A standing desk isn't going to do you any good on its own, says Alan Hedge, a professor of ergonomics at Cornell University. What helps is moving around a lot and switching positions.
"If you're sitting in a static posture or standing in a static posture, that's not particularly helpful, because muscles fatigue very quickly and the circulatory system is not being helped," Hedge says. "When you're moving around ... it activates what's called the muscle pump that helps to return blood back to the heart."
So the $2,000 question here is whether you have the willpower and presence of mind to do that without a smart desk reminding you and helping you track your behavior.
I used the Stir for a week, and the benefits of the sit-stand regime were pretty obvious. I felt more alert at work and less tired at the end of each day. I'm less sure about the benefit of the reminders. They tended to come at the wrong times.
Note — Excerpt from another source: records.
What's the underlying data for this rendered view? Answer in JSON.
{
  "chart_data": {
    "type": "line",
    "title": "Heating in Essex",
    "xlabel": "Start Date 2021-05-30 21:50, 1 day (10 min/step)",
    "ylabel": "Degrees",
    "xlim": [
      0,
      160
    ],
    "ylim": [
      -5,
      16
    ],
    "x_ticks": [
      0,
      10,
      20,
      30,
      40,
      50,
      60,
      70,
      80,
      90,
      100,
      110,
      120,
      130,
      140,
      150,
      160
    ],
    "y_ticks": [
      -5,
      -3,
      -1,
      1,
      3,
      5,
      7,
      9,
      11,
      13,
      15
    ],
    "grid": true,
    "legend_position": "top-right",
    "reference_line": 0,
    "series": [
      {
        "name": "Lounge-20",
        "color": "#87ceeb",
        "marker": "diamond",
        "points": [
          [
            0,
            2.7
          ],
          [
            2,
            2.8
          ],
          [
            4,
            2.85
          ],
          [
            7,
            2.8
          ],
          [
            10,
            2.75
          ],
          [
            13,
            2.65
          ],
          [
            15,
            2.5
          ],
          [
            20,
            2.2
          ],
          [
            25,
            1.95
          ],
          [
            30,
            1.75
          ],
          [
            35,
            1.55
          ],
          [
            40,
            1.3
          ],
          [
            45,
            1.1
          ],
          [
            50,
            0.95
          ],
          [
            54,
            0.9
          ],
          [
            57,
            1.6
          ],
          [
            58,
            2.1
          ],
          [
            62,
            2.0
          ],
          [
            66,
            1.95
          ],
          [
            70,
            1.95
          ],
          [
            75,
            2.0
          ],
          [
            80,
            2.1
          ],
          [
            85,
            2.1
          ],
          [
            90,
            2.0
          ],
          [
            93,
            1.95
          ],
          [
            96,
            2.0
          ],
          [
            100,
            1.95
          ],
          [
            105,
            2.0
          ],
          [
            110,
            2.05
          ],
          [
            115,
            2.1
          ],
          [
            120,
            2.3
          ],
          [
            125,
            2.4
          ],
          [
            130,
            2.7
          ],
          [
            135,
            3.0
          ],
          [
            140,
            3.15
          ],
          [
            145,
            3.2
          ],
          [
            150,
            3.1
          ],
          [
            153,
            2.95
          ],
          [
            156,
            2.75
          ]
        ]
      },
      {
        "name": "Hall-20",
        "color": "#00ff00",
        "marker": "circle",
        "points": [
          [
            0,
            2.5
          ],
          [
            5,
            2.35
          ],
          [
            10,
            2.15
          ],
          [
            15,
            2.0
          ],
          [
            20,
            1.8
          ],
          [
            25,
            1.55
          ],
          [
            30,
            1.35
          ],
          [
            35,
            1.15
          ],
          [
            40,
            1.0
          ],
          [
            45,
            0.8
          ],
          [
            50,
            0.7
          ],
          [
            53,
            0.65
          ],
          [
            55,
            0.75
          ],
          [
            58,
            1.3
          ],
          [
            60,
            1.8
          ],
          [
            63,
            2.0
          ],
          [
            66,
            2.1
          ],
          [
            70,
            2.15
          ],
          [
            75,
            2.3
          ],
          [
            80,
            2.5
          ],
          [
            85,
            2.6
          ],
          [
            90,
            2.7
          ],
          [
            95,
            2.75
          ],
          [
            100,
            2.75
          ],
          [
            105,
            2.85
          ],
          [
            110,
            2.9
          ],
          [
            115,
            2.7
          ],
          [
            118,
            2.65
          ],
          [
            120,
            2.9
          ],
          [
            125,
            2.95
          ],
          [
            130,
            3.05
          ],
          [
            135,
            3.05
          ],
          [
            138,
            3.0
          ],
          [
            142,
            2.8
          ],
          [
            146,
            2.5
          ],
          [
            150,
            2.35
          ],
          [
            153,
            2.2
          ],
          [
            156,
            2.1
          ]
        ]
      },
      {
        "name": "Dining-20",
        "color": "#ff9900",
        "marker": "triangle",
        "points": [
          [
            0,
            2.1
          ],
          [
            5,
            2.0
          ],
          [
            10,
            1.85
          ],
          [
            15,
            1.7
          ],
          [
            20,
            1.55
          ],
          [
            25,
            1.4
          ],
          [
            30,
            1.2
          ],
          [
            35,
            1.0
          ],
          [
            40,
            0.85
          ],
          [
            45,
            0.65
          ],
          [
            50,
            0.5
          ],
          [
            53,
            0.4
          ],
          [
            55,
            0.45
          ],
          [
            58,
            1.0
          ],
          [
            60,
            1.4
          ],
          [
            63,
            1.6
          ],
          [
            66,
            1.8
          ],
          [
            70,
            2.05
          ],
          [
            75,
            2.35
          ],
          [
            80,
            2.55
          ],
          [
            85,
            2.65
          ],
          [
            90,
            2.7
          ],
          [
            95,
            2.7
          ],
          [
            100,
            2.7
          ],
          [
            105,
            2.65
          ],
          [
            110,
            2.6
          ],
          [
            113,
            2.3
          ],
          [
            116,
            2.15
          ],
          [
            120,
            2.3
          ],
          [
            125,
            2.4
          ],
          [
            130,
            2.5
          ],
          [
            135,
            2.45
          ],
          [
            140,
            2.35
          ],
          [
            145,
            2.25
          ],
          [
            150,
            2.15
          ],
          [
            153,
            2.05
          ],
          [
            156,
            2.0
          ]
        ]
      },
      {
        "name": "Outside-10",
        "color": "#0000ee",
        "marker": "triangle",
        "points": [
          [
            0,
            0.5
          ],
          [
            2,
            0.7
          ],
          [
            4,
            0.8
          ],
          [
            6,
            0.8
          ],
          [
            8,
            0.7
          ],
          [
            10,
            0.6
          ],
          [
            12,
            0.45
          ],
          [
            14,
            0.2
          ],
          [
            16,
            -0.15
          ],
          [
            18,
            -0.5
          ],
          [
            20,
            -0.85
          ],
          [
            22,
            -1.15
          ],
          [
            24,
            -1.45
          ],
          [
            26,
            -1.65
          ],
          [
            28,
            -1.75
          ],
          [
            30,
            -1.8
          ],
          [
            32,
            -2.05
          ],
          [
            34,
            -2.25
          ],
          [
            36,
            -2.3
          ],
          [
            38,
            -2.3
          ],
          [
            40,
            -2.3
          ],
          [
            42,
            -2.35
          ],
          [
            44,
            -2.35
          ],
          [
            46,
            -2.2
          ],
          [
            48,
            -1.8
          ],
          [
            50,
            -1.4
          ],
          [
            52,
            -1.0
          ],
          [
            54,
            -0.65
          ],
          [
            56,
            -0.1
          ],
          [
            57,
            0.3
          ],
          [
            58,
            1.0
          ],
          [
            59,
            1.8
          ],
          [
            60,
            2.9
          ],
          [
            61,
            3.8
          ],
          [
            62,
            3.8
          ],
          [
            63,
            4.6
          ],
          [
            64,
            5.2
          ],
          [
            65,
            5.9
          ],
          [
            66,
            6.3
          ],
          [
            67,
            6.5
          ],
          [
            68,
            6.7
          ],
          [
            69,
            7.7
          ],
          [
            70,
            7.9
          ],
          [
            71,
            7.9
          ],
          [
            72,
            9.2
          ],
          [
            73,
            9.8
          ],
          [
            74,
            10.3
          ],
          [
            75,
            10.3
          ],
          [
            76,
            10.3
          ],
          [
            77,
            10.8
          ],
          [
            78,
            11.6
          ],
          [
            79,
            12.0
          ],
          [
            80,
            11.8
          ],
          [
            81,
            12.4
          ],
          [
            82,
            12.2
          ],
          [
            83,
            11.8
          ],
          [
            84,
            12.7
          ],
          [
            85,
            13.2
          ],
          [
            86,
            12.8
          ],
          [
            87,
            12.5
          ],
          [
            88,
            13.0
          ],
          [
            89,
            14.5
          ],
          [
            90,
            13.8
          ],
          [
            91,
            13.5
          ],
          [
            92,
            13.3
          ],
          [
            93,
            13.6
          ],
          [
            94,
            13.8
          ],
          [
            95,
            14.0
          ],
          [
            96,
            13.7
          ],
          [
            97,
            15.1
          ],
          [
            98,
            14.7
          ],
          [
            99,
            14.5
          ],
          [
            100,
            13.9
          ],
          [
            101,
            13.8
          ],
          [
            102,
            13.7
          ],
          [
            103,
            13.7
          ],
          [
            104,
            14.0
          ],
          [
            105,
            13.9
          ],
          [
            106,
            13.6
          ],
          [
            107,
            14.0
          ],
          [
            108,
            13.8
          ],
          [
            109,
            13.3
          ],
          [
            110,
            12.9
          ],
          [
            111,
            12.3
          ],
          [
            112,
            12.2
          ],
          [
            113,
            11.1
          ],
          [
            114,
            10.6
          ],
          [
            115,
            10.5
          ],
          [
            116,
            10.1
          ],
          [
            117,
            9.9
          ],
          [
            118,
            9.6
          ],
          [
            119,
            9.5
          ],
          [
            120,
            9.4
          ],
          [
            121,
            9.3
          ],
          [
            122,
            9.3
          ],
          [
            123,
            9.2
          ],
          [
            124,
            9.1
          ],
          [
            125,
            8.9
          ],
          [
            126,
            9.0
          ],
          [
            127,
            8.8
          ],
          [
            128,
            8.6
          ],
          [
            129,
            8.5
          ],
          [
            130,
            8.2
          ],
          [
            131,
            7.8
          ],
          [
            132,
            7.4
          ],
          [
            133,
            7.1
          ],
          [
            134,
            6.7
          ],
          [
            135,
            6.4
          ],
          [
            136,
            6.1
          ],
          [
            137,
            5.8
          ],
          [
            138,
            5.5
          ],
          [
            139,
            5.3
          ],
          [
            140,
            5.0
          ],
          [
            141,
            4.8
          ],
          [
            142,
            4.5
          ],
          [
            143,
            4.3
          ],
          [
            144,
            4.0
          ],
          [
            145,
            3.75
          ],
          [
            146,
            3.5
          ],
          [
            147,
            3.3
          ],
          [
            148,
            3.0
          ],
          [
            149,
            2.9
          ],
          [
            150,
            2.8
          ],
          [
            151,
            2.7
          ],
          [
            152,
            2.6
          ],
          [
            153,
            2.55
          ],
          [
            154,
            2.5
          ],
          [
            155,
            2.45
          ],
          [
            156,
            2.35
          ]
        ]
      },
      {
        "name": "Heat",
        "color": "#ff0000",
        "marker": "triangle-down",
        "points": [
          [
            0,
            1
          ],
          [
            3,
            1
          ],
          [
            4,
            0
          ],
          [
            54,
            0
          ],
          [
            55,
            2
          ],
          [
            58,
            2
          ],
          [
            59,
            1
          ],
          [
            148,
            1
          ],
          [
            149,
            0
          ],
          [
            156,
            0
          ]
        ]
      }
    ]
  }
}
Bloated with lunch, I didn't want to stand up. When on a roll, I didn't want to sit down.
The Stir is supposed to learn your habits, much like the Nest. But it takes four weeks for it to get your measure and start to use that knowledge to time its prompts. As I had it for only a week, I couldn't test this feature.
I was, of course, popular in the office that week. Everyone came by to look at the fancy new desk with its shiny, Apple-like white acrylic top. I was happy to demonstrate its features, which include USB and traditional AC power outlets hidden under lids. There's plenty of space to hide your laptop power brick under these lids, too.
Through the touch screen, you can connect the desk to Wi-Fi so it can download software updates. If you use a Fitbit exercise band, you can also have it send your standing times to Fitbit.com, which computes how many calories you've used that way.
All in all, it was a very pleasant experience. The worst I can say is that the touch screen is fairly sensitive and reacts not just to finger touches, but also to random objects landing on it. If a book, phone or pen edges on to the screen, it can start the desk surface moving. The company says it shouldn't be happening.
My remedy was to lock the screen by swiping down. This adds the extra step of unlocking it when you want to change positions.
But the question remains in my mind: Would I feel just as good with a $1,500 sit-stand desk that doesn't remind me to move?
If money is no object, by all means get the Stir. But there's quite a bit happening in the world of sit-stand desks, as evidenced by the recent Kickstarter campaign. It wouldn't surprise me if desks that are cheaper, but just as capable, are just around the corner.